Photographe russe, Vadim Trunov a pris l’habitude d’attirer les animaux sauvages en titillant leur curiosité avec des objets originaux comme son appareil photo secondaire, un microphone ou encore un jeu d’échec. Ses clichés, résultats d’une patience sans bornes, interrogent de façon artistique notre rapport aux animaux au travers de leur propre rapport à notre monde. Une interaction qui vient raviver la question de l’existence d’une curiosité animale, que certains s’obstinent encore à nier.

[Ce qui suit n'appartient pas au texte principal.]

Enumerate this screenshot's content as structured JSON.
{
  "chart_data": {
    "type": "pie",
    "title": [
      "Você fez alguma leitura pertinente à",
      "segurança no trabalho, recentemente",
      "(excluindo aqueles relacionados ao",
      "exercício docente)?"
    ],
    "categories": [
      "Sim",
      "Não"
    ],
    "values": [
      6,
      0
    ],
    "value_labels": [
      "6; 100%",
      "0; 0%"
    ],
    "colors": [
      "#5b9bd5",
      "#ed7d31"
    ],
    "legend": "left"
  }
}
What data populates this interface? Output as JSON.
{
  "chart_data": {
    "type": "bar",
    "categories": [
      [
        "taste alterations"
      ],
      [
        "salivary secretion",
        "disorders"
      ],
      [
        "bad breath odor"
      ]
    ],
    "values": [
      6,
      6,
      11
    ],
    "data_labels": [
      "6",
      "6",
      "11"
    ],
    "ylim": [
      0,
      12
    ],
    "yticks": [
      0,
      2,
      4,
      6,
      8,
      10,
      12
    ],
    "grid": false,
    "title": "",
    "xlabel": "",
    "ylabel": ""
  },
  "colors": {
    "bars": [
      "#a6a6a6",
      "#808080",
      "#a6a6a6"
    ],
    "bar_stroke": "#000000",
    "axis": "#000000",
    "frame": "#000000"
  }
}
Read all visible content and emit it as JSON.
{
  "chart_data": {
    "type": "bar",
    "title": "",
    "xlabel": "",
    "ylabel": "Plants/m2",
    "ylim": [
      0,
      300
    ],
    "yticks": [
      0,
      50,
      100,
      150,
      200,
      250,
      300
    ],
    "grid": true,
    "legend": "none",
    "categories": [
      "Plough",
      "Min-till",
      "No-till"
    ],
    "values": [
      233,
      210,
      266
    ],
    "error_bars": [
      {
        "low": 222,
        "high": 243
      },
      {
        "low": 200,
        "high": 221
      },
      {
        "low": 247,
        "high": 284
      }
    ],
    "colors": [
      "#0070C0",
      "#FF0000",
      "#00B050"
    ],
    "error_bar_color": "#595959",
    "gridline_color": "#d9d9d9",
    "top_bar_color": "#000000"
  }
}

Habitué de la photographie en pleine nature, Vadim Trunov est un photographe russe d’une trentaine d’années qui a déjà réussi l’exploit d’immortaliser la poésie de la forêt et de ses habitants dans des clichés étonnants pris « sur le vif », sans mise en scène ou exploitation animale. Dans une série réalisée en 2015, le photographe propose, en outre, à voir des animaux en apparence intrigués par la présence de son appareil photo et de son trépied. Fana de nature, le photographe russe a également réalisé des clichés où l’on peut voir des écureuils renifler un bouquet de fleur, « jouer au volley » avec une pomme de pin, ou encore s’affronter au cours d’une partie d’échec. Un seul secret : la patience.
Pour obtenir ces clichés hors du commun, Vadim Trunov a préparé le terrain pendant plusieurs jours précédant la capture des images. Afin d’attirer et de familiariser les animaux sauvages à son « spot », il a d’abord placé un peu de nourriture (des graines de tournesol pour les oiseaux, et des noix pour les écureuils) dans les environs. Le photographe a même été jusqu’à installer des « distributeurs de nourriture » dans les arbres à proximité. Une fois une petite colonie d’oiseaux et de rongeurs curieux des lieux, il ne lui restait plus qu’à attendre à quelques mètres de là pour ce moment fatidique qui, immortalisé, créerait le cliché parfait. On fera remarquer que s’il existe une polémique quant à certains photographes peu scrupuleux qui capturent et engourdissent les animaux pour faciliter leur photographie, Vadim met un point d’honneur à respecter les créatures qu’il immortalise.
Les animaux aussi sont curieux
Si ces photos sont le résultat d’un travail de préparation et d’une réflexion préalable qui exploite indirectement la pénurie de nourriture endurée par les animaux en hiver, ils viennent tout de même interroger la part « d’humanité » de ces animaux sauvages difficilement approchables. Si la curiosité animale n’est encore que marginalement reconnue, elle n’en est pas moins existante, et a déjà été étudiée par de nombreux éthologues et scientifiques. Il suffit d’ailleurs souvent d’avoir affaire à nos compagnons à poils les plus proches pour apprécier par soi-même la curiosité dont ils sont capables.
Ainsi, le biologiste et zoologiste autrichien Konrad Lorenz a prouvé que certains animaux sont capables, non plus d’adopter un comportement défini à l’égard d’une situation extérieure définie qui le déclenche ou d’adopter un comportement en fonction d’un besoin intérieur, mais d’agir sans qu’ils ne s’agisse d’une réponse à une influence interne ou externe (comme c’est le cas pour le jeu ou la curiosité). Prenant l’exemple du grand corbeau, le scientifique montre que certaines espèces ont un champ d’action qui va bien au-delà de la déterminante instinctive. Ainsi, lorsqu’il est confronté à un objet, celui-ci met successivement en place des comportements agressifs, nutritifs ou communicatifs afin de tester la nature de cet objet qui suscite sa curiosité. Ainsi, les animaux sont biens plus proches de l’Homme qu’on l’imagine, par ailleurs lui-même animal en son genre.